Sometimes the greatest experiences in life should not be repeated. They exist only to teach us how to be adventurers and pioneers, to be open and receptive to the opportunities we are entrusted with.

I know you understand this as well as I do.

J.

 

She wanted to scream at him then: I’m not who you think I am! But who did he think she was exactly? And more to the point, who was she? Still, she had to admit she liked the idea of being a person to whom others were entrusted.

 

She thought of the angel from time to time, driving away with the car loaded up to the hilt, her chuckling brood strapped in, a basket of rustic sandwiches tossed into the boot. The angel would put on a CD of a French children’s choir and they would rumble along, singing gayly. Karen could imagine herself squashed into the rear, her knees aching and the seatbelt straining. The music made her soar.

Then there were the moments for Karen when everything went quiet, when her new energy concentrated itself into something stranger, something more unnerving. Like when she herself was driving and she felt the sun suddenly on her face and turning a corner it confronted her vast and warm and full, flooding the car and touching her whole body with its tiny yellow hands. The pulsing golden patch that hit you right in the eyes with a brightness so intense it made you want to lie down and bask. That delicious expanding and brightening when her sunglasses were on and she pulled down the visor but it couldn’t be suppressed. It was the promise of life, the promise of love.

She was bedding down, bedding in.
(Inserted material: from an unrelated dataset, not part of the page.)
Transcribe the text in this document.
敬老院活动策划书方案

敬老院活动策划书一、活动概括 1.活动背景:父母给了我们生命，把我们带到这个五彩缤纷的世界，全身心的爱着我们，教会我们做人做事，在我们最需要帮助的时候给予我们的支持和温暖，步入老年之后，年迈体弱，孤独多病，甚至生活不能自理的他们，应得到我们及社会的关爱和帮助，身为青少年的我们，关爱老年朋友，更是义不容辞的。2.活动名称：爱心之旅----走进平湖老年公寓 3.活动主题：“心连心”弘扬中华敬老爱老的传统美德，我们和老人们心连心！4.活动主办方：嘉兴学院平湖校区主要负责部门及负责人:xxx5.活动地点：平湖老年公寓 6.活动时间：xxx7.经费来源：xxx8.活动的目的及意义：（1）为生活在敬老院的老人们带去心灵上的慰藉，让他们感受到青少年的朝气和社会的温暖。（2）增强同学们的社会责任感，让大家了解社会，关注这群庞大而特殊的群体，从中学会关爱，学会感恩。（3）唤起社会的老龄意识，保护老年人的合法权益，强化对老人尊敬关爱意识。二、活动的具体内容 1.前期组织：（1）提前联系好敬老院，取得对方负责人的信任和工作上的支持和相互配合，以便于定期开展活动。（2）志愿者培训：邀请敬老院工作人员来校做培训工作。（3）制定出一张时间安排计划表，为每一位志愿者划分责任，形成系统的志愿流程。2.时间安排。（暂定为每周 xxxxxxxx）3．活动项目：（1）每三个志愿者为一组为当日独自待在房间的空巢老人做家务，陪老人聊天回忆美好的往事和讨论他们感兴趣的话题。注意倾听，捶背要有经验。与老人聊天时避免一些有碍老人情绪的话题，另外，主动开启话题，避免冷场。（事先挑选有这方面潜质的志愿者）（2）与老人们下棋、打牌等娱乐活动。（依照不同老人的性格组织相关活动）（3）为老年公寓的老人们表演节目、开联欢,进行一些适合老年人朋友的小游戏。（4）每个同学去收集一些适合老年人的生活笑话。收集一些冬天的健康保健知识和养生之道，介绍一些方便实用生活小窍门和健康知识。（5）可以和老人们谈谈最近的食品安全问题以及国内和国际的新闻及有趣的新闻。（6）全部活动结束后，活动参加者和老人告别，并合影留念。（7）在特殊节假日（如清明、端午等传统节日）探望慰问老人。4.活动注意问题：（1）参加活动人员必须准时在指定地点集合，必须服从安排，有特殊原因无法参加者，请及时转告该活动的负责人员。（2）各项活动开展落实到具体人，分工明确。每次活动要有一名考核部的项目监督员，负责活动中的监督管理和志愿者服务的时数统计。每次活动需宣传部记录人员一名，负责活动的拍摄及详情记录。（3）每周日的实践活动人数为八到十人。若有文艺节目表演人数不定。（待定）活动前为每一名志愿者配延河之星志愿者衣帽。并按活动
She was stocking up the cupboards with onesies and food tins and nappies and wipes and lotions. She had hung a mobile! But all she really needed was right here, in her expectant breasts and swollen belly. So this is what it meant to nest. To pluck straw and gather feathers, stowing the scraps in the pockets of her wings, stitching them into the tangled mass with her beak, smoothing out the lumps and extracting the prickles. She would fill up every crevice of this house if she had to, would drive away the crafty fingers of the dark. All the light they needed was right here.

Karen thought of her mother, the motherly craving in her eyes as she came into the nursery in the morning to find baby Karen, fat and ready and waiting in her cot. She thought of their private moments, her own sweet, plump skin cradled in the lined, delicate hands of her mother as she bathed her, dressed her, held her. The smell of soap on dry hands. She imagined herself in a long line of women, ancient women, their feet dusty and hardened by the sun, their bodies hairy and strong. They were all walking, all working. They were getting up the momentum. Any day now. Any day now their feet would lift off the ground.